多くの国が鎖国政策のような状態に陥り、自らの国の命令で自らの事業も頓挫させられようとしている中、ほとんどの人が明日への不安と現状の不満を爆発させようとしている中、一部の投資家だけはいずれくるであろう終息の日と、その後訪れるはずの景気回復のタイミングに備えているように見える。なぜなら、それこそが彼らの投資事業にとって大躍進するチャンスと捉えているからだ。あっぱれだ。古今東西変革の時に躍進し確固とした立場を獲得した者が、その後100年の支配権を得る。まあそこまでの話じゃないにしても、小さな商機を狙って成功する輩は少なくない。
そんな彼らにしても危機の波に飲み込まれるリスクはある。投資家がここぞと狙って投資したのがまったくのバッドタイミングであるのはよくある話だし、今でいえば、誰もが感染と重症化による死のリスクを100%回避することは不可能だ。

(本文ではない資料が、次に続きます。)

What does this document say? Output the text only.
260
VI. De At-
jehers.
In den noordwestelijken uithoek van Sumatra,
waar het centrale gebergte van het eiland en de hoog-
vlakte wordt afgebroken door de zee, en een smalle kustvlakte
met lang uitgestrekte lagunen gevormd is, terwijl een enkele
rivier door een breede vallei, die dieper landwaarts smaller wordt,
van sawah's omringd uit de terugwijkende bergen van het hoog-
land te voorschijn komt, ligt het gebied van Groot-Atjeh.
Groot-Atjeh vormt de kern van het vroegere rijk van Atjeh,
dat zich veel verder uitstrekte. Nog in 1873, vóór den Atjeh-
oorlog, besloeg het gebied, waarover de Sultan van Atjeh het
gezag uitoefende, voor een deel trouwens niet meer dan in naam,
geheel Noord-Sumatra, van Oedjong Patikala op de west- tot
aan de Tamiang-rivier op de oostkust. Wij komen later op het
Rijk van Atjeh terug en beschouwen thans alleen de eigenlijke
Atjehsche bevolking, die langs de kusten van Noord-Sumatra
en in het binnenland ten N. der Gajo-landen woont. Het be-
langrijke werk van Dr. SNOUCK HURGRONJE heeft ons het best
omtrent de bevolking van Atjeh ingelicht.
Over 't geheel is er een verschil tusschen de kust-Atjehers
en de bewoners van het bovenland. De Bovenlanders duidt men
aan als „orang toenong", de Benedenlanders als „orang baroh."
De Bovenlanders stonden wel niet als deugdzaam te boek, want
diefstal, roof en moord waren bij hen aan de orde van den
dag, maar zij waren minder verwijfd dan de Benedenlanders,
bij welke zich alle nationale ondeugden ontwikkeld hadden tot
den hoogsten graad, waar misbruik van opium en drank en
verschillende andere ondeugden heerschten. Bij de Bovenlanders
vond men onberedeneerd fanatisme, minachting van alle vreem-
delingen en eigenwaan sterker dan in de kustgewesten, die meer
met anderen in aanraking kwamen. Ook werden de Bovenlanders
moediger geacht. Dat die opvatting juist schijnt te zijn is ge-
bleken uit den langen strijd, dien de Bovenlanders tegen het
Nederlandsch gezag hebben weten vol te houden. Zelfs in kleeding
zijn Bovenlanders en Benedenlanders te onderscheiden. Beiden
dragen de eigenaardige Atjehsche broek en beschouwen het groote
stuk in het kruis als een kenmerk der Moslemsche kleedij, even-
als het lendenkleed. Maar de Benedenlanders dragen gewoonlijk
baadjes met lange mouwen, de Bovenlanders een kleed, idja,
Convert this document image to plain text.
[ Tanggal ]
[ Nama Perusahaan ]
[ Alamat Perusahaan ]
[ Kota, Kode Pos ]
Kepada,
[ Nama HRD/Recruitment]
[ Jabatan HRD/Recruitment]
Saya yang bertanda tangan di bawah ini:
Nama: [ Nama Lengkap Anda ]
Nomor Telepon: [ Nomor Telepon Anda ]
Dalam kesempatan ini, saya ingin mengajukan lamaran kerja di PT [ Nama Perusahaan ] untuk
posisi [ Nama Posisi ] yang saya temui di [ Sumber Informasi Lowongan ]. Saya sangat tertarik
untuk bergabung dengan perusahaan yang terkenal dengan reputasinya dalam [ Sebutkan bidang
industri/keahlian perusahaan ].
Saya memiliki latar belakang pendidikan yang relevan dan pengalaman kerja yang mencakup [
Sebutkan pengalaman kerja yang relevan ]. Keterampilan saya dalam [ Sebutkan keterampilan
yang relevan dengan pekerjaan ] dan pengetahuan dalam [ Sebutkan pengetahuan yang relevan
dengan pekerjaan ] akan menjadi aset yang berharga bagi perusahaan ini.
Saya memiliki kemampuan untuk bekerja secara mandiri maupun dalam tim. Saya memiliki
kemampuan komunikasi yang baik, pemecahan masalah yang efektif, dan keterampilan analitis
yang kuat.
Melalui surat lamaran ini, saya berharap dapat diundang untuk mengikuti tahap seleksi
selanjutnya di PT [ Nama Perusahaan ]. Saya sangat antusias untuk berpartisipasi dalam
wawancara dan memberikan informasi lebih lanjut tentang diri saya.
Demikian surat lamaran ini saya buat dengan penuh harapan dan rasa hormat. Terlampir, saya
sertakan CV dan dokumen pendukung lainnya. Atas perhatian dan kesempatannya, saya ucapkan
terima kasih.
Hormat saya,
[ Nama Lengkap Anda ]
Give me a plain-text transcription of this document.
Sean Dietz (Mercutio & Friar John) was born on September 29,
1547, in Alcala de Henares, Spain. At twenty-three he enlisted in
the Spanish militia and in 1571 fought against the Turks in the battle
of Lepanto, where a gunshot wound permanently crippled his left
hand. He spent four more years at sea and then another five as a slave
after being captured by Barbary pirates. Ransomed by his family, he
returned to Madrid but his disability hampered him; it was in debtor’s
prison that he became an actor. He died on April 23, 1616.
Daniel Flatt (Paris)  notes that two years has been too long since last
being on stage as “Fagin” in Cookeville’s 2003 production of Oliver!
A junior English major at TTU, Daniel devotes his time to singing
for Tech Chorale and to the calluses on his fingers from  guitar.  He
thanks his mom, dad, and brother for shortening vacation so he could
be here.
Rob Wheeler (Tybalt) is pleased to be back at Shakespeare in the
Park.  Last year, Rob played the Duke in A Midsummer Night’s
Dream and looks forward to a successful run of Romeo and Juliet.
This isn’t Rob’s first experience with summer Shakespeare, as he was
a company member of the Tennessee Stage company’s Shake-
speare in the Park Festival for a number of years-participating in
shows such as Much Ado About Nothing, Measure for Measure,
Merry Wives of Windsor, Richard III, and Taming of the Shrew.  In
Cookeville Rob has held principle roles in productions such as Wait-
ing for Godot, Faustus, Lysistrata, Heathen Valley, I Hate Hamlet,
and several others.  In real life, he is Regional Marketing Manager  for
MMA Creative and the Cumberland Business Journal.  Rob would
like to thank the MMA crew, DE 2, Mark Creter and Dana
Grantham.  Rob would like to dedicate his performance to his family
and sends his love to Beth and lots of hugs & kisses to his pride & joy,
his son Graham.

それでも、いつかは死ぬのだと覚悟して、次の成功にだけ意識を絞って日々を過ごしていた方が、不安に苛まれているよりはナンボかましなのではないかと思う。もちろん細心の注意を払って感染の確率を減らす努力が必要なのはいうまでもないことだが、その上で、不安に沈むよりは期待に胸ふくらませている方がいいに決まっているのだし。

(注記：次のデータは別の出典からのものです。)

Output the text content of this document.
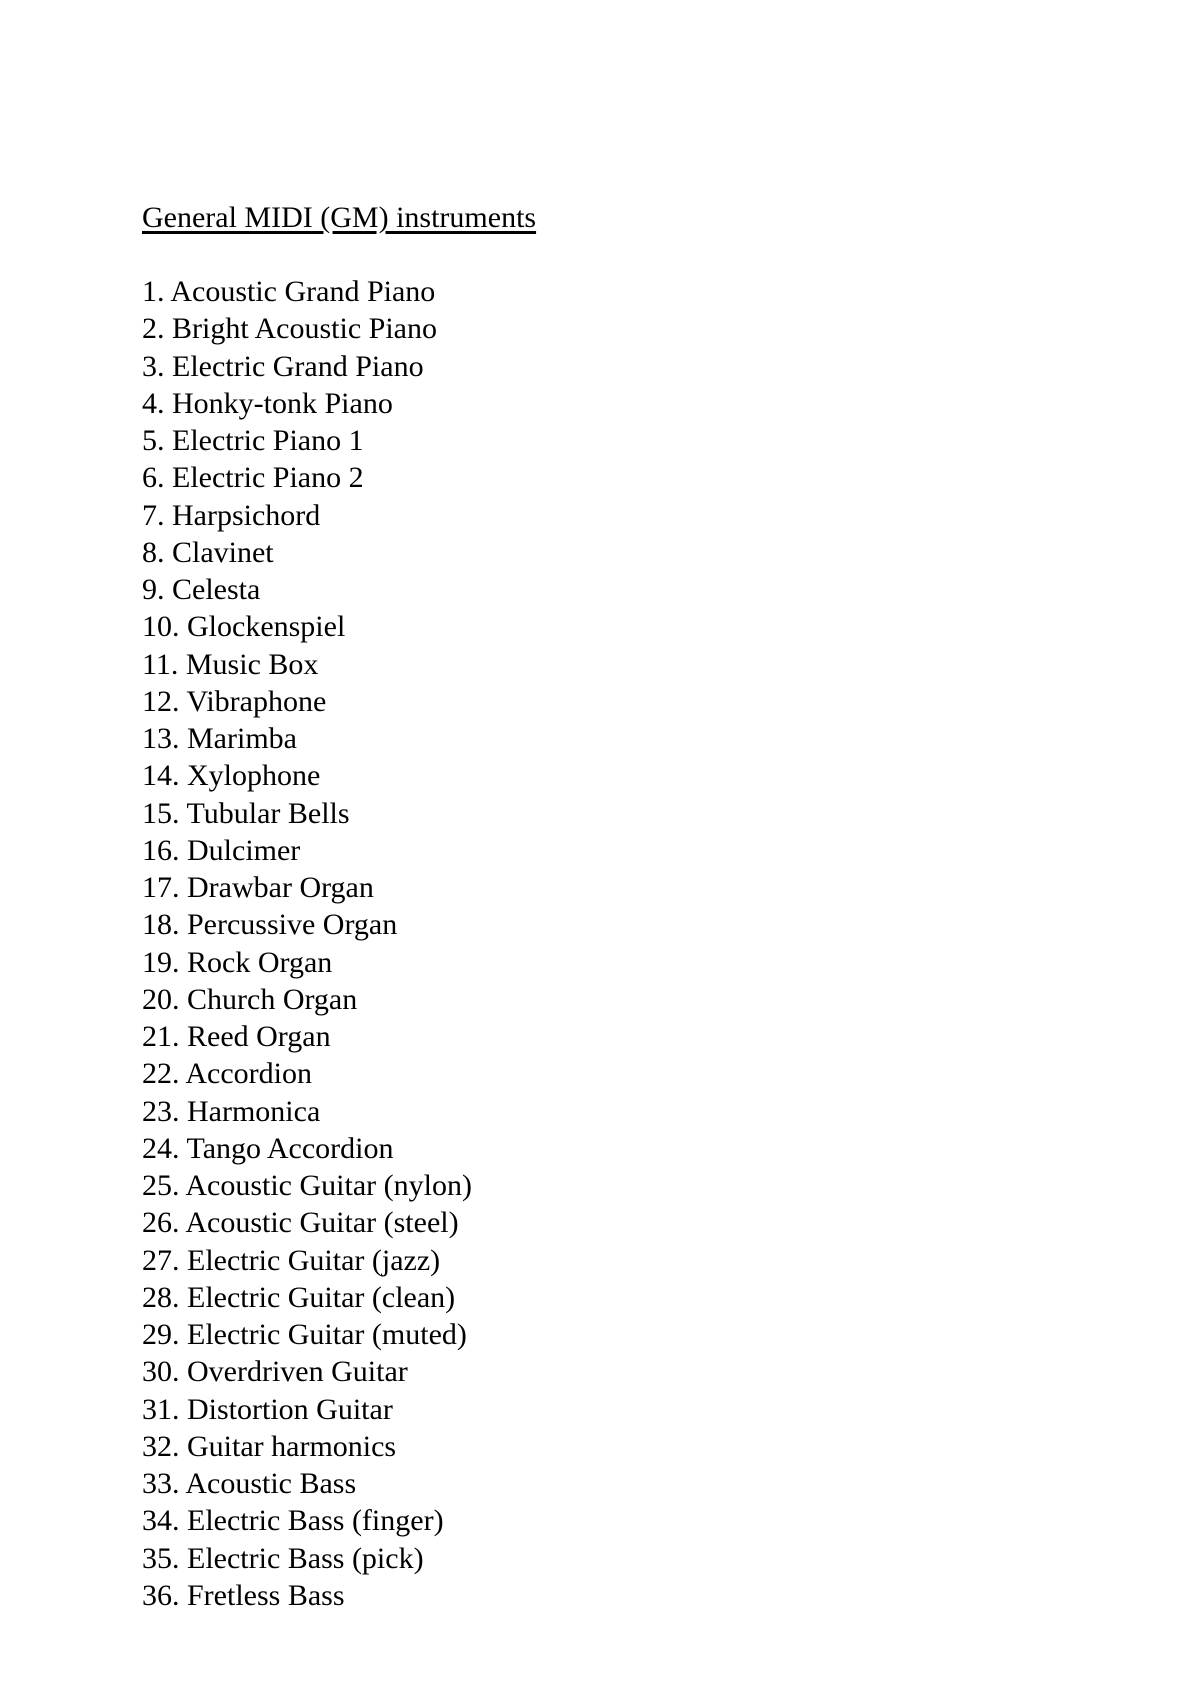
General MIDI (GM) instruments
1. Acoustic Grand Piano
2. Bright Acoustic Piano
3. Electric Grand Piano
4. Honky-tonk Piano
5. Electric Piano 1
6. Electric Piano 2
7. Harpsichord
8. Clavinet
9. Celesta
10. Glockenspiel
11. Music Box
12. Vibraphone
13. Marimba
14. Xylophone
15. Tubular Bells
16. Dulcimer
17. Drawbar Organ
18. Percussive Organ
19. Rock Organ
20. Church Organ
21. Reed Organ
22. Accordion
23. Harmonica
24. Tango Accordion
25. Acoustic Guitar (nylon)
26. Acoustic Guitar (steel)
27. Electric Guitar (jazz)
28. Electric Guitar (clean)
29. Electric Guitar (muted)
30. Overdriven Guitar
31. Distortion Guitar
32. Guitar harmonics
33. Acoustic Bass
34. Electric Bass (finger)
35. Electric Bass (pick)
36. Fretless Bass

石崎ひゅーいの最新MV『パレード』はなんとなく、なんとなくだけれどもそんな前を向く底力のようなものに溢れている。この曲が収録されているシングルのカップリングでもある『世界の終わりのラブソング』という曲があって、どちらも突き詰めていけばラブソングではあるものの、テイストや色合いやベクトルがまるで違うように響く。シンプルなメロディが延々と繰り返されていく『世界の終わりのラブソング』に較べ、ポップミュージックとしての構成が明確に有ってサビでシングアウトするような『パレード』のなんとポジティブなことか。2曲とも幸せを見ようと努力する歌なのに、『世界の〜』が後ろを向くことでかろうじて幸せを見ようとするのに対し『パレード』ではまだ見ぬ未来にこそ幸せが有ると信じ、その未来を待つことさえもどかしいから今この時を幸せにしようと宣言する。これが同じ表現者の、ほとんど同じ時に公表される曲なのかと驚いてしまう。

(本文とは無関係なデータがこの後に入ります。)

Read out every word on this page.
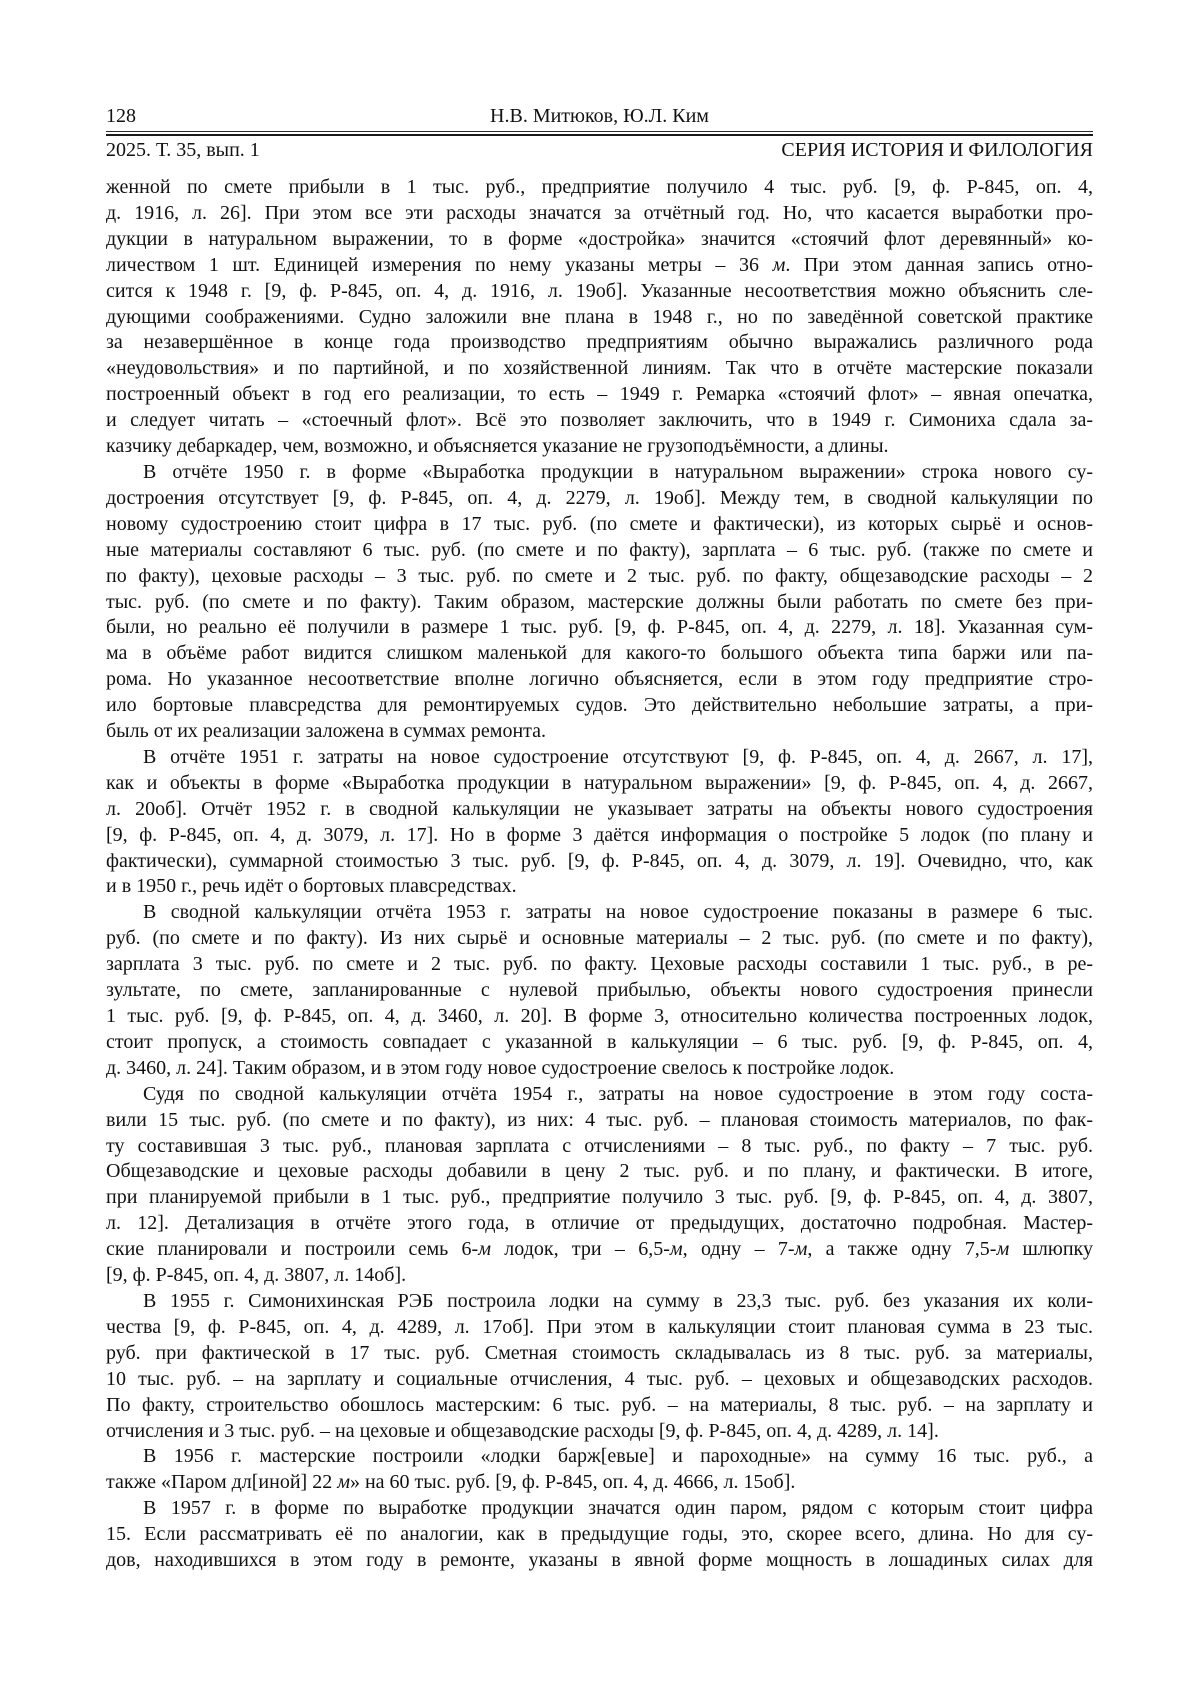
128	Н.В. Митюков, Ю.Л. Ким
2025. Т. 35, вып. 1	СЕРИЯ ИСТОРИЯ И ФИЛОЛОГИЯ
женной по смете прибыли в 1 тыс. руб., предприятие получило 4 тыс. руб. [9, ф. Р-845, оп. 4,
д. 1916, л. 26]. При этом все эти расходы значатся за отчётный год. Но, что касается выработки про-
дукции в натуральном выражении, то в форме «достройка» значится «стоячий флот деревянный» ко-
личеством 1 шт. Единицей измерения по нему указаны метры – 36 м. При этом данная запись отно-
сится к 1948 г. [9, ф. Р-845, оп. 4, д. 1916, л. 19об]. Указанные несоответствия можно объяснить сле-
дующими соображениями. Судно заложили вне плана в 1948 г., но по заведённой советской практике
за незавершённое в конце года производство предприятиям обычно выражались различного рода
«неудовольствия» и по партийной, и по хозяйственной линиям. Так что в отчёте мастерские показали
построенный объект в год его реализации, то есть – 1949 г. Ремарка «стоячий флот» – явная опечатка,
и следует читать – «стоечный флот». Всё это позволяет заключить, что в 1949 г. Симониха сдала за-
казчику дебаркадер, чем, возможно, и объясняется указание не грузоподъёмности, а длины.
В отчёте 1950 г. в форме «Выработка продукции в натуральном выражении» строка нового су-
достроения отсутствует [9, ф. Р-845, оп. 4, д. 2279, л. 19об]. Между тем, в сводной калькуляции по
новому судостроению стоит цифра в 17 тыс. руб. (по смете и фактически), из которых сырьё и основ-
ные материалы составляют 6 тыс. руб. (по смете и по факту), зарплата – 6 тыс. руб. (также по смете и
по факту), цеховые расходы – 3 тыс. руб. по смете и 2 тыс. руб. по факту, общезаводские расходы – 2
тыс. руб. (по смете и по факту). Таким образом, мастерские должны были работать по смете без при-
были, но реально её получили в размере 1 тыс. руб. [9, ф. Р-845, оп. 4, д. 2279, л. 18]. Указанная сум-
ма в объёме работ видится слишком маленькой для какого-то большого объекта типа баржи или па-
рома. Но указанное несоответствие вполне логично объясняется, если в этом году предприятие стро-
ило бортовые плавсредства для ремонтируемых судов. Это действительно небольшие затраты, а при-
быль от их реализации заложена в суммах ремонта.
В отчёте 1951 г. затраты на новое судостроение отсутствуют [9, ф. Р-845, оп. 4, д. 2667, л. 17],
как и объекты в форме «Выработка продукции в натуральном выражении» [9, ф. Р-845, оп. 4, д. 2667,
л. 20об]. Отчёт 1952 г. в сводной калькуляции не указывает затраты на объекты нового судостроения
[9, ф. Р-845, оп. 4, д. 3079, л. 17]. Но в форме 3 даётся информация о постройке 5 лодок (по плану и
фактически), суммарной стоимостью 3 тыс. руб. [9, ф. Р-845, оп. 4, д. 3079, л. 19]. Очевидно, что, как
и в 1950 г., речь идёт о бортовых плавсредствах.
В сводной калькуляции отчёта 1953 г. затраты на новое судостроение показаны в размере 6 тыс.
руб. (по смете и по факту). Из них сырьё и основные материалы – 2 тыс. руб. (по смете и по факту),
зарплата 3 тыс. руб. по смете и 2 тыс. руб. по факту. Цеховые расходы составили 1 тыс. руб., в ре-
зультате, по смете, запланированные с нулевой прибылью, объекты нового судостроения принесли
1 тыс. руб. [9, ф. Р-845, оп. 4, д. 3460, л. 20]. В форме 3, относительно количества построенных лодок,
стоит пропуск, а стоимость совпадает с указанной в калькуляции – 6 тыс. руб. [9, ф. Р-845, оп. 4,
д. 3460, л. 24]. Таким образом, и в этом году новое судостроение свелось к постройке лодок.
Судя по сводной калькуляции отчёта 1954 г., затраты на новое судостроение в этом году соста-
вили 15 тыс. руб. (по смете и по факту), из них: 4 тыс. руб. – плановая стоимость материалов, по фак-
ту составившая 3 тыс. руб., плановая зарплата с отчислениями – 8 тыс. руб., по факту – 7 тыс. руб.
Общезаводские и цеховые расходы добавили в цену 2 тыс. руб. и по плану, и фактически. В итоге,
при планируемой прибыли в 1 тыс. руб., предприятие получило 3 тыс. руб. [9, ф. Р-845, оп. 4, д. 3807,
л. 12]. Детализация в отчёте этого года, в отличие от предыдущих, достаточно подробная. Мастер-
ские планировали и построили семь 6-м лодок, три – 6,5-м, одну – 7-м, а также одну 7,5-м шлюпку
[9, ф. Р-845, оп. 4, д. 3807, л. 14об].
В 1955 г. Симонихинская РЭБ построила лодки на сумму в 23,3 тыс. руб. без указания их коли-
чества [9, ф. Р-845, оп. 4, д. 4289, л. 17об]. При этом в калькуляции стоит плановая сумма в 23 тыс.
руб. при фактической в 17 тыс. руб. Сметная стоимость складывалась из 8 тыс. руб. за материалы,
10 тыс. руб. – на зарплату и социальные отчисления, 4 тыс. руб. – цеховых и общезаводских расходов.
По факту, строительство обошлось мастерским: 6 тыс. руб. – на материалы, 8 тыс. руб. – на зарплату и
отчисления и 3 тыс. руб. – на цеховые и общезаводские расходы [9, ф. Р-845, оп. 4, д. 4289, л. 14].
В 1956 г. мастерские построили «лодки барж[евые] и пароходные» на сумму 16 тыс. руб., а
также «Паром дл[иной] 22 м» на 60 тыс. руб. [9, ф. Р-845, оп. 4, д. 4666, л. 15об].
В 1957 г. в форме по выработке продукции значатся один паром, рядом с которым стоит цифра
15. Если рассматривать её по аналогии, как в предыдущие годы, это, скорее всего, длина. Но для су-
дов, находившихся в этом году в ремонте, указаны в явной форме мощность в лошадиных силах для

だがそれは、僕ら普通の生活者だって、ある瞬間はポジティブなことを考えて明るい気持ちになることもあるし、次の瞬間にはネガティブなことに囚われて暗く落ち込んでしまうこともあるという、そのことを端的に示しているように感じられるのだ。
僕は明るく暮らそうと思う。嫌なこと辛いことはあるけれど、そんな時こそこういうポジティブな曲を思い出し、やがて来るであろう明るい時のことを考えたりしながら。